4. Berlusconi siede sul groviglio dell’immondizia, del terremoto, della
crisi economica senza governare. Tutte le sue leggi sono ritorsioni,
punizioni, vendette, volute e votate per interesse aziendale o personale o
tributo a un partito feudatario, come il disumano e incivile «pacchetto
sicurezza», vero best seller di condanne nel mondo civile laico e religioso. In
particolare non si registra una legge o misura o azione o strategia anticrisi
che non sia una esortazione all’ottimismo e al consumo. La parola d’ordine del
non-governo Berlusconi è «lavorare di più», ammonimento diretto non si sa a chi,
date le cifre continuamente in crescita della disoccupazione. Lo dice mentre lo
affianca la neoministro del Turismo Brambilla, di cui non si sa nulla, eccetto
il colore vistoso dei capelli, e che non può far nulla in un Paese che affoga
nell’immondizia e nel cemento. Infatti, nel frattempo, incombe sulla Toscana
l’immensa colata di cemento detta «Spaccamaremma», l’inutile autostrada
destinata a isolare la regione italiana più celebre al mondo dal suo mare (la
colata di asfalto e cemento corre lungo le spiagge). E incombe su tutto il Paese
il «piano casa». È un singolare condono preventivo che autorizza ciascuno al
peggio, senza autorizzazioni, senza controlli, senza regole. Ma questo è il
cuore del discorso. Berlusconi, da solo, siede sul Paese. Come se
non bastasse lancia una frase squilibrata al giorno. L’ultima è “troppi
negri a Milano”, nell’anno, nel giorno, nell’ora dello straordinario discorso al
Cairo di Barack Obama, primo Presidente afro-americano degli Stati Uniti.

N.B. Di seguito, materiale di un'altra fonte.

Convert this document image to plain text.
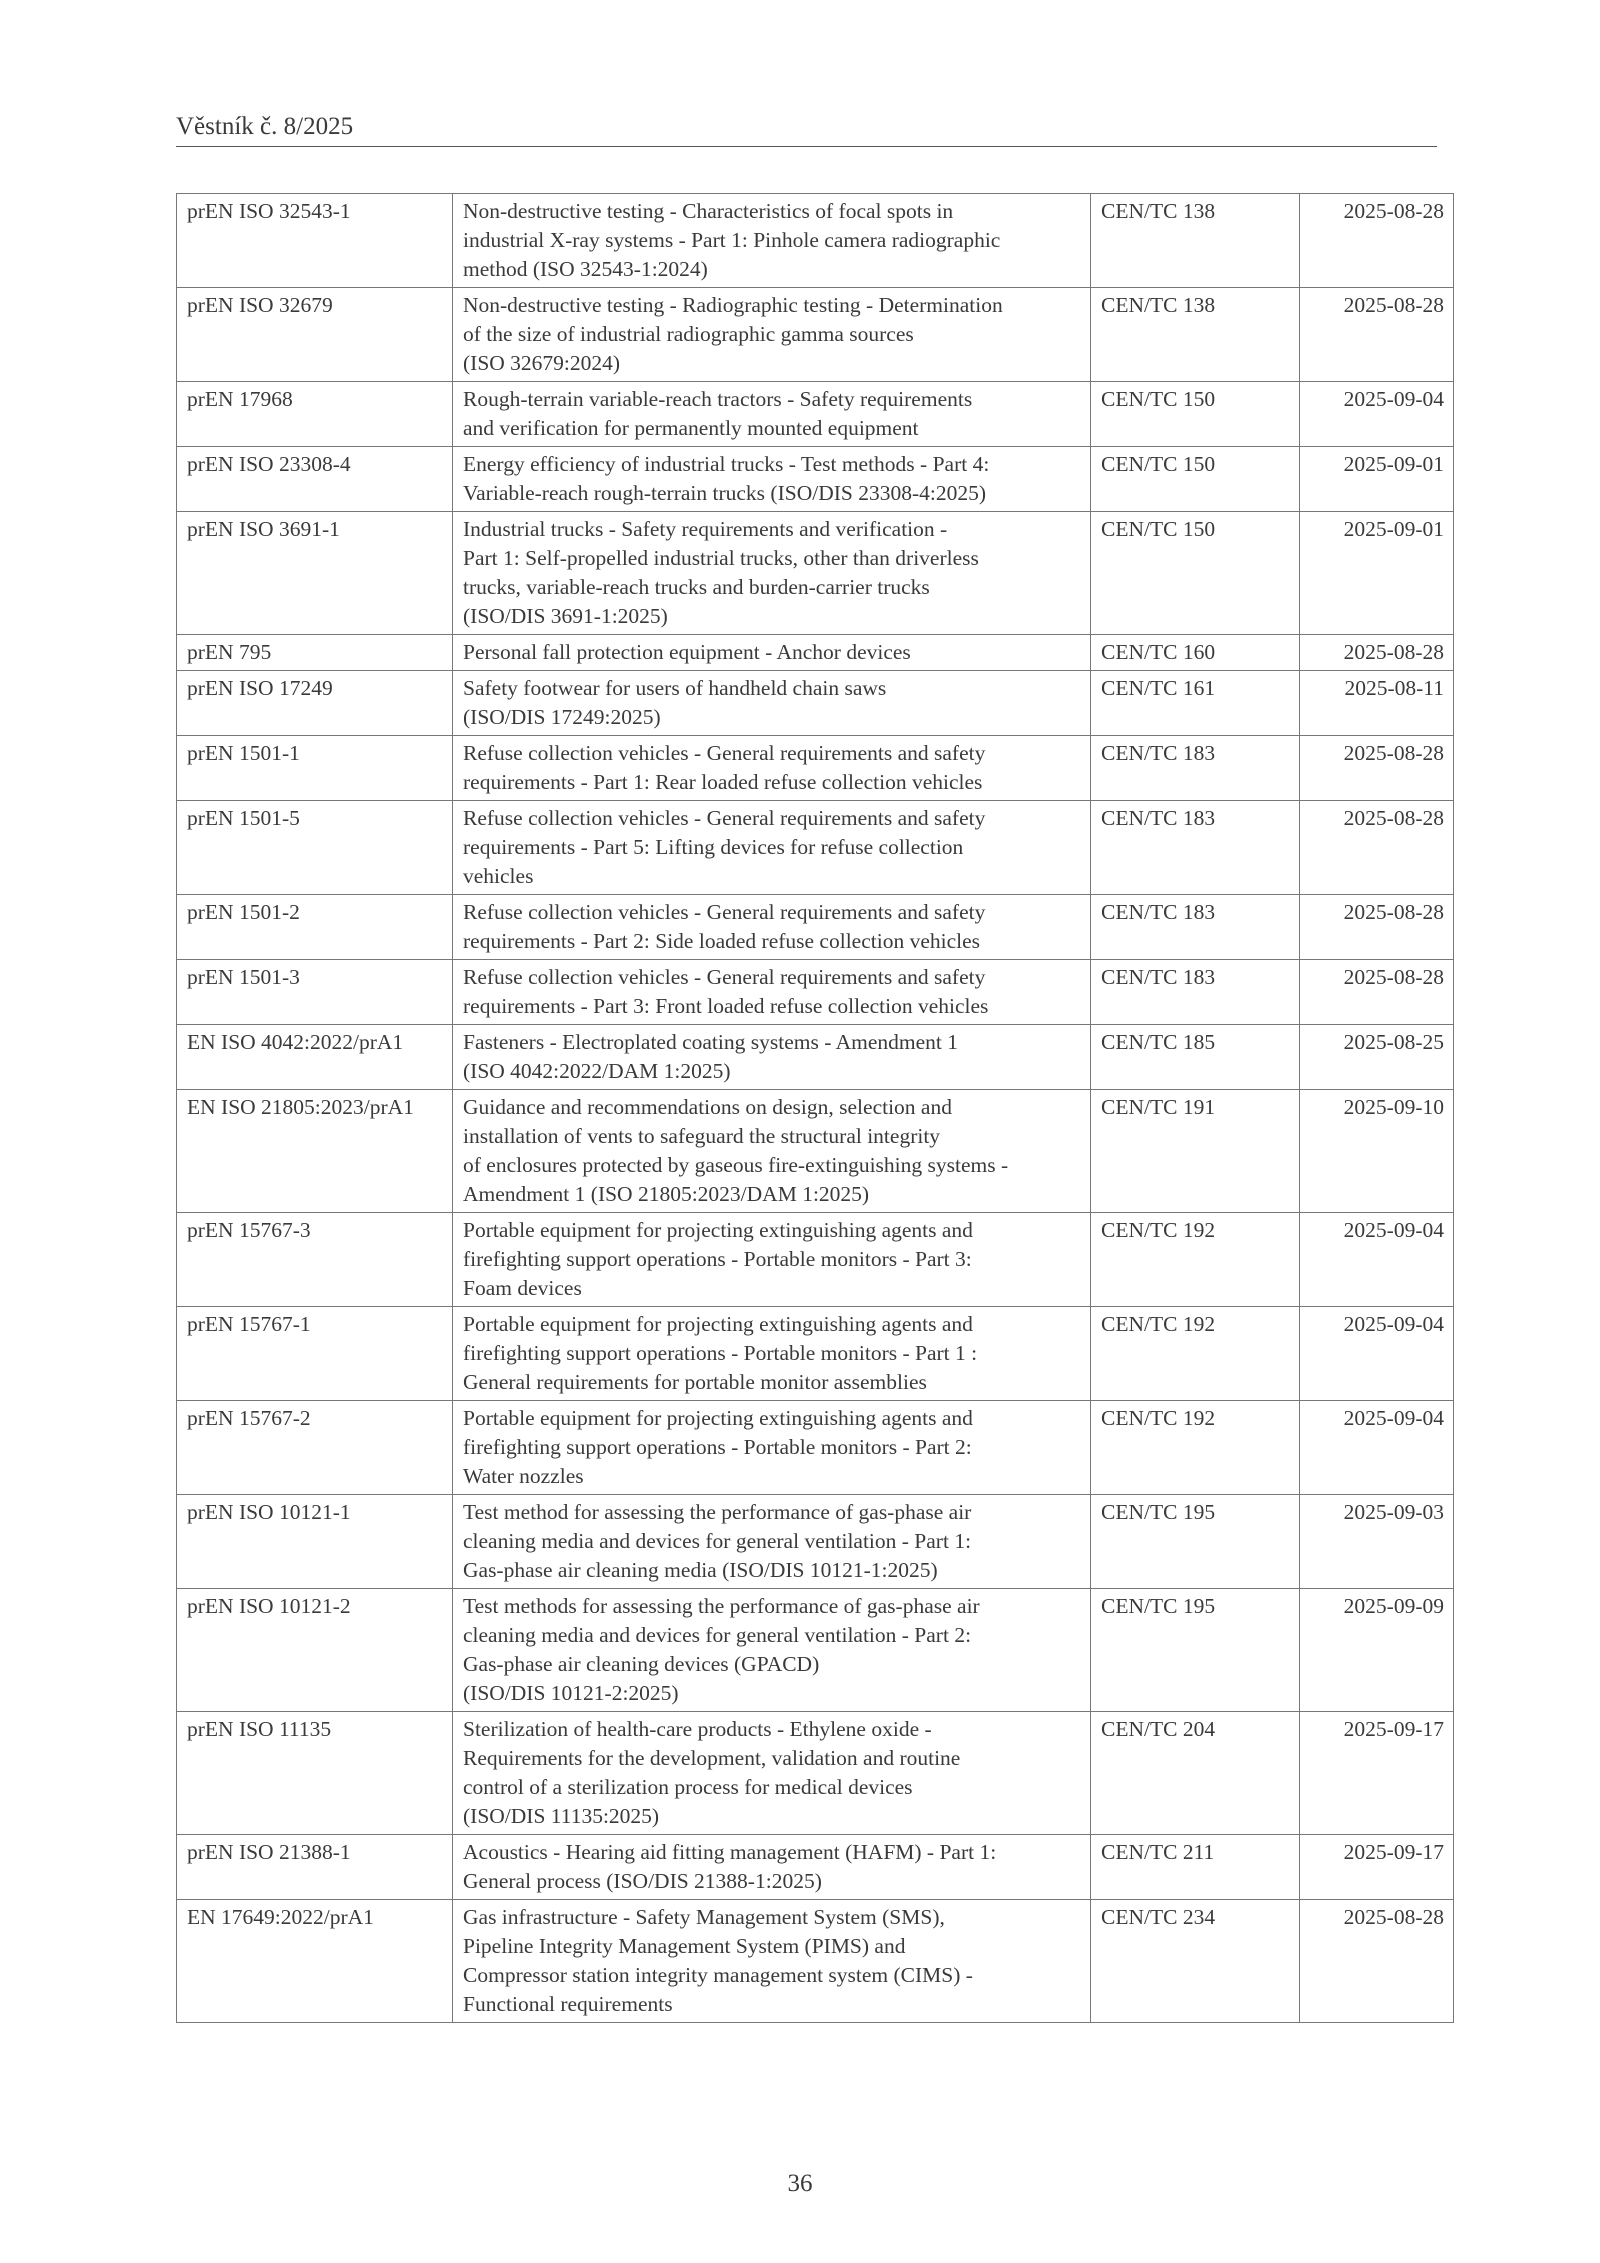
Věstník č. 8/2025
prEN ISO 32543-1	Non-destructive testing - Characteristics of focal spots in
industrial X-ray systems - Part 1: Pinhole camera radiographic
method (ISO 32543-1:2024)	CEN/TC 138	2025-08-28
prEN ISO 32679	Non-destructive testing - Radiographic testing - Determination
of the size of industrial radiographic gamma sources
(ISO 32679:2024)	CEN/TC 138	2025-08-28
prEN 17968	Rough-terrain variable-reach tractors - Safety requirements
and verification for permanently mounted equipment	CEN/TC 150	2025-09-04
prEN ISO 23308-4	Energy efficiency of industrial trucks - Test methods - Part 4:
Variable-reach rough-terrain trucks (ISO/DIS 23308-4:2025)	CEN/TC 150	2025-09-01
prEN ISO 3691-1	Industrial trucks - Safety requirements and verification -
Part 1: Self-propelled industrial trucks, other than driverless
trucks, variable-reach trucks and burden-carrier trucks
(ISO/DIS 3691-1:2025)	CEN/TC 150	2025-09-01
prEN 795	Personal fall protection equipment - Anchor devices	CEN/TC 160	2025-08-28
prEN ISO 17249	Safety footwear for users of handheld chain saws
(ISO/DIS 17249:2025)	CEN/TC 161	2025-08-11
prEN 1501-1	Refuse collection vehicles - General requirements and safety
requirements - Part 1: Rear loaded refuse collection vehicles	CEN/TC 183	2025-08-28
prEN 1501-5	Refuse collection vehicles - General requirements and safety
requirements - Part 5: Lifting devices for refuse collection
vehicles	CEN/TC 183	2025-08-28
prEN 1501-2	Refuse collection vehicles - General requirements and safety
requirements - Part 2: Side loaded refuse collection vehicles	CEN/TC 183	2025-08-28
prEN 1501-3	Refuse collection vehicles - General requirements and safety
requirements - Part 3: Front loaded refuse collection vehicles	CEN/TC 183	2025-08-28
EN ISO 4042:2022/prA1	Fasteners - Electroplated coating systems - Amendment 1
(ISO 4042:2022/DAM 1:2025)	CEN/TC 185	2025-08-25
EN ISO 21805:2023/prA1	Guidance and recommendations on design, selection and
installation of vents to safeguard the structural integrity
of enclosures protected by gaseous fire-extinguishing systems -
Amendment 1 (ISO 21805:2023/DAM 1:2025)	CEN/TC 191	2025-09-10
prEN 15767-3	Portable equipment for projecting extinguishing agents and
firefighting support operations - Portable monitors - Part 3:
Foam devices	CEN/TC 192	2025-09-04
prEN 15767-1	Portable equipment for projecting extinguishing agents and
firefighting support operations - Portable monitors - Part 1 :
General requirements for portable monitor assemblies	CEN/TC 192	2025-09-04
prEN 15767-2	Portable equipment for projecting extinguishing agents and
firefighting support operations - Portable monitors - Part 2:
Water nozzles	CEN/TC 192	2025-09-04
prEN ISO 10121-1	Test method for assessing the performance of gas-phase air
cleaning media and devices for general ventilation - Part 1:
Gas-phase air cleaning media (ISO/DIS 10121-1:2025)	CEN/TC 195	2025-09-03
prEN ISO 10121-2	Test methods for assessing the performance of gas-phase air
cleaning media and devices for general ventilation - Part 2:
Gas-phase air cleaning devices (GPACD)
(ISO/DIS 10121-2:2025)	CEN/TC 195	2025-09-09
prEN ISO 11135	Sterilization of health-care products - Ethylene oxide -
Requirements for the development, validation and routine
control of a sterilization process for medical devices
(ISO/DIS 11135:2025)	CEN/TC 204	2025-09-17
prEN ISO 21388-1	Acoustics - Hearing aid fitting management (HAFM) - Part 1:
General process (ISO/DIS 21388-1:2025)	CEN/TC 211	2025-09-17
EN 17649:2022/prA1	Gas infrastructure - Safety Management System (SMS),
Pipeline Integrity Management System (PIMS) and
Compressor station integrity management system (CIMS) -
Functional requirements	CEN/TC 234	2025-08-28
36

Sua moglie - che deve averci pensato molto - ci dice che non sta bene.
Alcuni italiani lo ammirano perché è ricco e sono sicuri che non usa
aerei di Stato per ballerine di flamenco e chitarristi personali. Altri - come
Pannella - vedono e dicono chiaro il pericolo. In Italia manca l’ossigeno delle
notizie vere. Il piede sul tubo è quello di Berlusconi.